This page briefly discusses the impact of poor journalistic practice on the delusion of 'wind turbine syndrome' that largely ran it's course between 2010 and 2014 in some English speaking parts of the world and how it was largely spread, if not created by unthinking and sometimes sensation-seeking journalists.
Part of the problem was a naïve and unthinking desire among journalists to 'give balance' to a news item by seeking an opposing view, even when that opposing view was foolish and completely lacking in credibility and any basis in sound evidence.
Another part of the problem was that at least some journalists aimed to give a story maximum impact by making it controversial; a claim that 'this may impact your health' can be relied on to get people's attention.
When is 'balance' just plain foolishness?
The period when the nonsense of 'wind turbine syndrome' ran its course, roughly 2010 to 2014, seemed to coincide with a period when journalists, particularly radio journalists, tried to find a dissenting voice to give 'balance' to any story about a subject that was in any way controversial.

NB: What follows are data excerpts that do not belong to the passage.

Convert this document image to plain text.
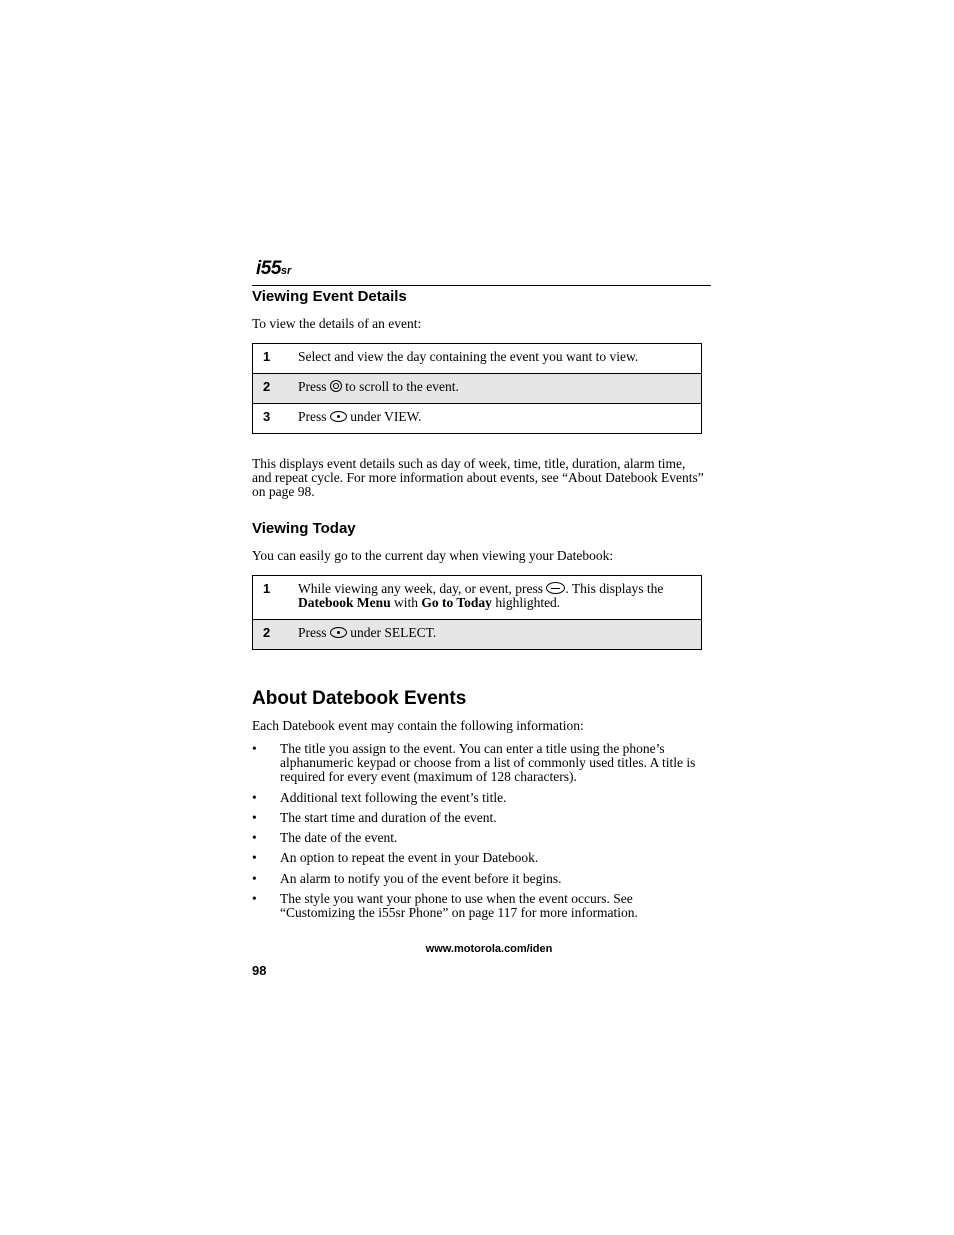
i55sr
Viewing Event Details
To view the details of an event:
1	Select and view the day containing the event you want to view.
2	Press to scroll to the event.
3	Press under VIEW.
This displays event details such as day of week, time, title, duration, alarm time, and repeat cycle. For more information about events, see “About Datebook Events” on page 98.
Viewing Today
You can easily go to the current day when viewing your Datebook:
1	While viewing any week, day, or event, press . This displays the Datebook Menu with Go to Today highlighted.
2	Press under SELECT.
About Datebook Events
Each Datebook event may contain the following information:
• The title you assign to the event. You can enter a title using the phone’s alphanumeric keypad or choose from a list of commonly used titles. A title is required for every event (maximum of 128 characters).
• Additional text following the event’s title.
• The start time and duration of the event.
• The date of the event.
• An option to repeat the event in your Datebook.
• An alarm to notify you of the event before it begins.
• The style you want your phone to use when the event occurs. See “Customizing the i55sr Phone” on page 117 for more information.
www.motorola.com/iden
98
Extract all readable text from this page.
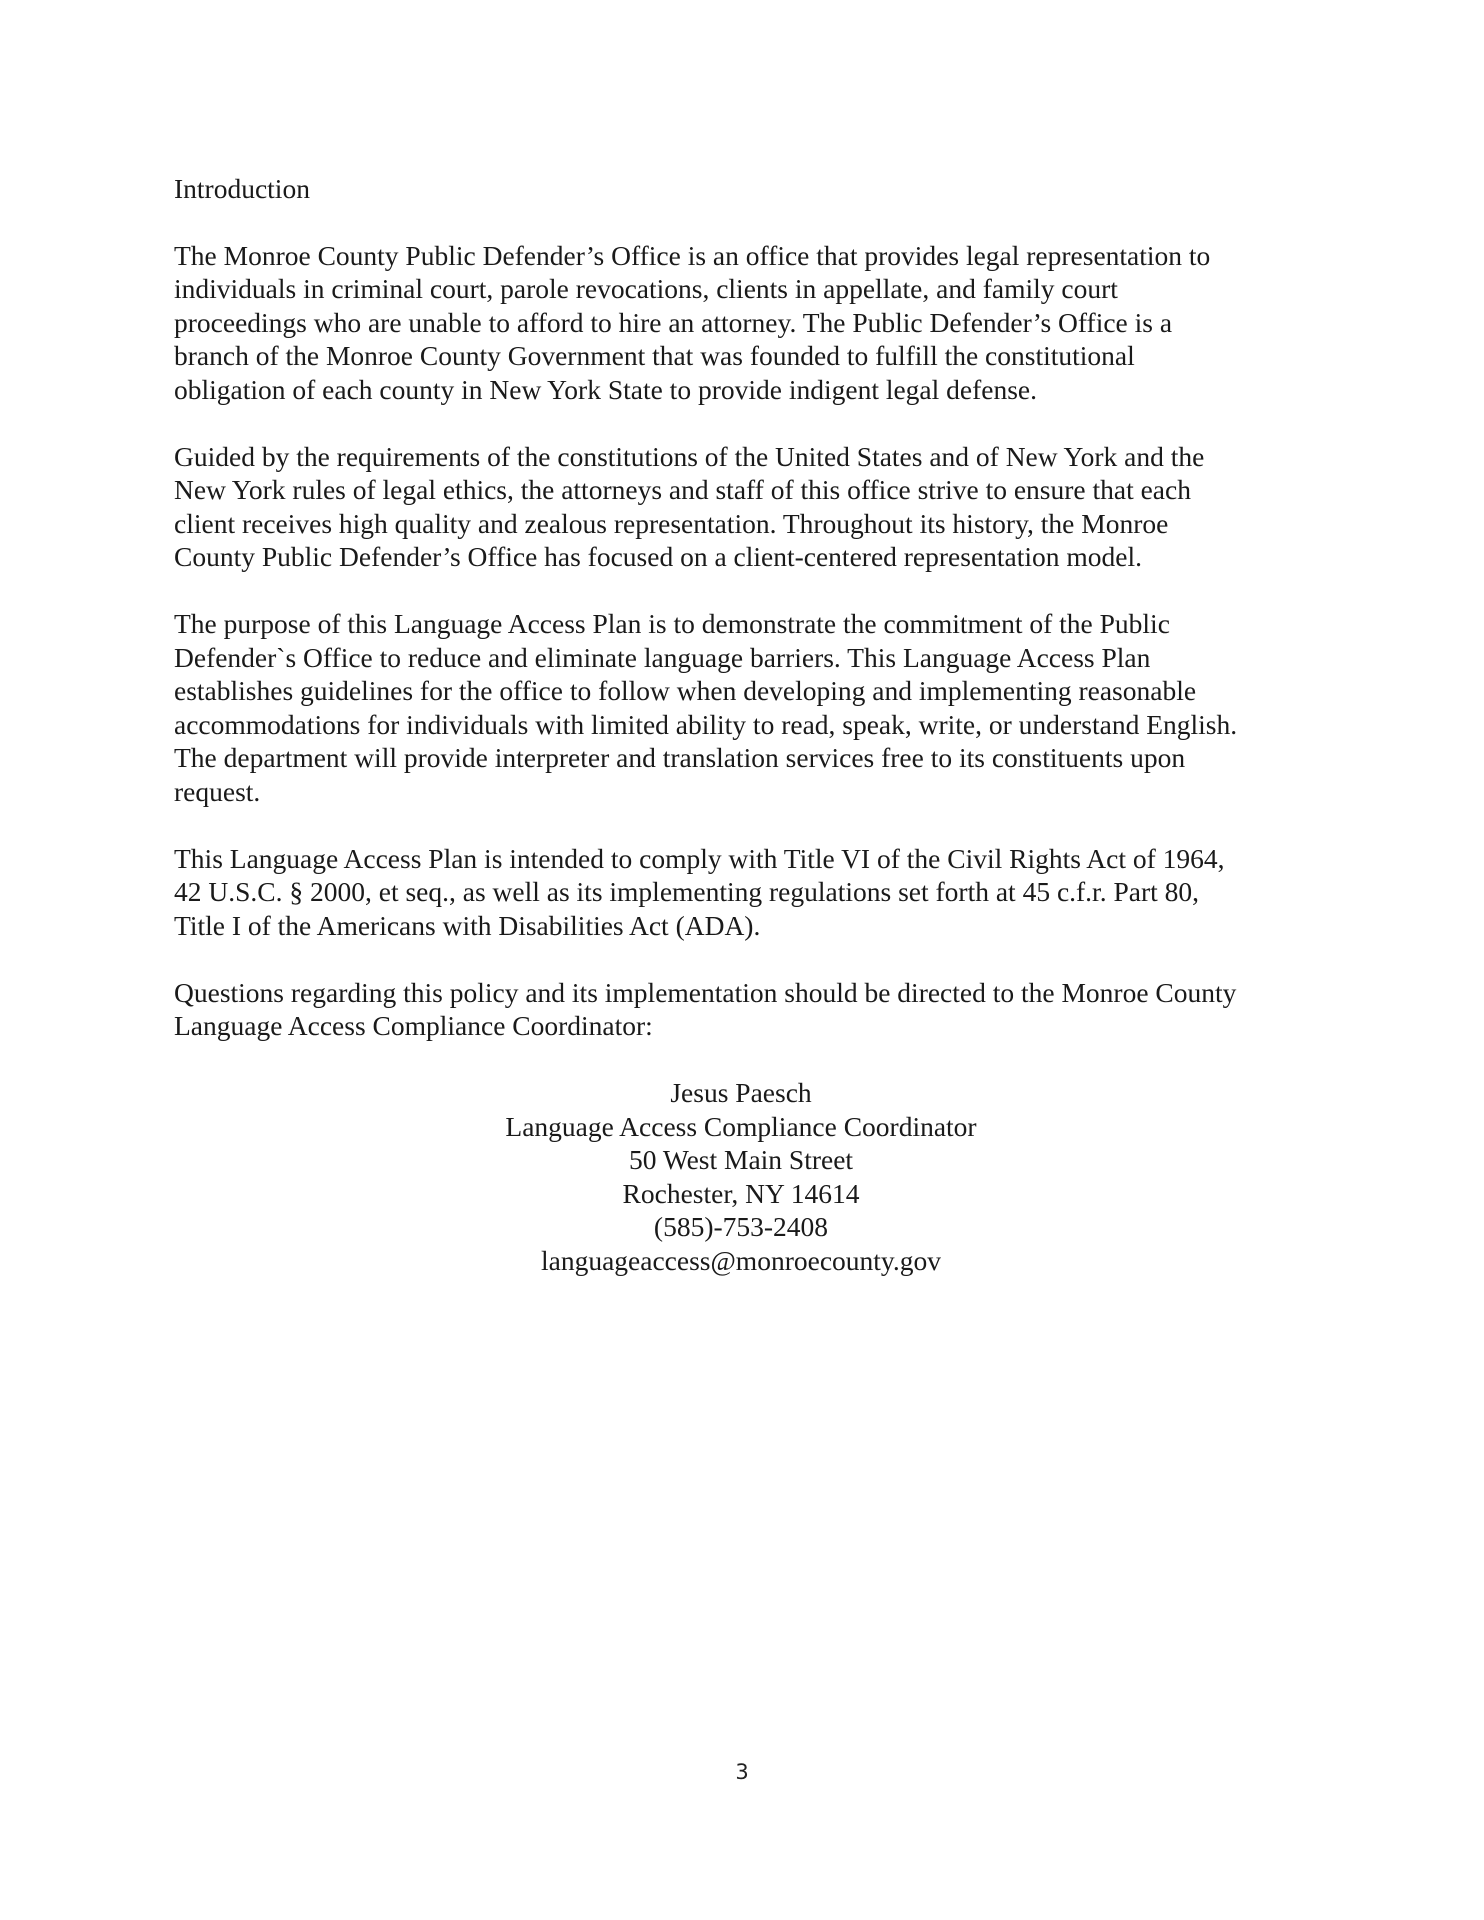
Introduction

The Monroe County Public Defender’s Office is an office that provides legal representation to
individuals in criminal court, parole revocations, clients in appellate, and family court
proceedings who are unable to afford to hire an attorney. The Public Defender’s Office is a
branch of the Monroe County Government that was founded to fulfill the constitutional
obligation of each county in New York State to provide indigent legal defense.

Guided by the requirements of the constitutions of the United States and of New York and the
New York rules of legal ethics, the attorneys and staff of this office strive to ensure that each
client receives high quality and zealous representation. Throughout its history, the Monroe
County Public Defender’s Office has focused on a client-centered representation model.

The purpose of this Language Access Plan is to demonstrate the commitment of the Public
Defender`s Office to reduce and eliminate language barriers. This Language Access Plan
establishes guidelines for the office to follow when developing and implementing reasonable
accommodations for individuals with limited ability to read, speak, write, or understand English.
The department will provide interpreter and translation services free to its constituents upon
request.

This Language Access Plan is intended to comply with Title VI of the Civil Rights Act of 1964,
42 U.S.C. § 2000, et seq., as well as its implementing regulations set forth at 45 c.f.r. Part 80,
Title I of the Americans with Disabilities Act (ADA).

Questions regarding this policy and its implementation should be directed to the Monroe County
Language Access Compliance Coordinator:

Jesus Paesch
Language Access Compliance Coordinator
50 West Main Street
Rochester, NY 14614
(585)-753-2408
languageaccess@monroecounty.gov
3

The problem was that they seemed not to bother whether the person providing the 'balance' was talking sense or nonsense.
In relation to wind power the dissenting voice was often that of Sarah Laurie, a one-time medical doctor who was the Australian spokesperson for the delusion that wind farms made people sick.
Of course there was never any convincing evidence that wind turbines adversely impacted anyone's health.
The result was that many people were caused to believe that:
Consequently causing unjustified opposition to wind power, a slowing in the take-up of wind power, and a slowing of action on reducing greenhouse emissions.
- If a wind farm was going to be built near them they risked illness;
- If they lived near a wind farm and had any unpleasant symptoms the wind turbines were to blame.
Perhaps the greatest single victim of the journalists was a well-meaning but mistaken woman,
Sarah Laurie, who was encouraged to go on spreading the unfounded belief in 'wind turbine syndrome'.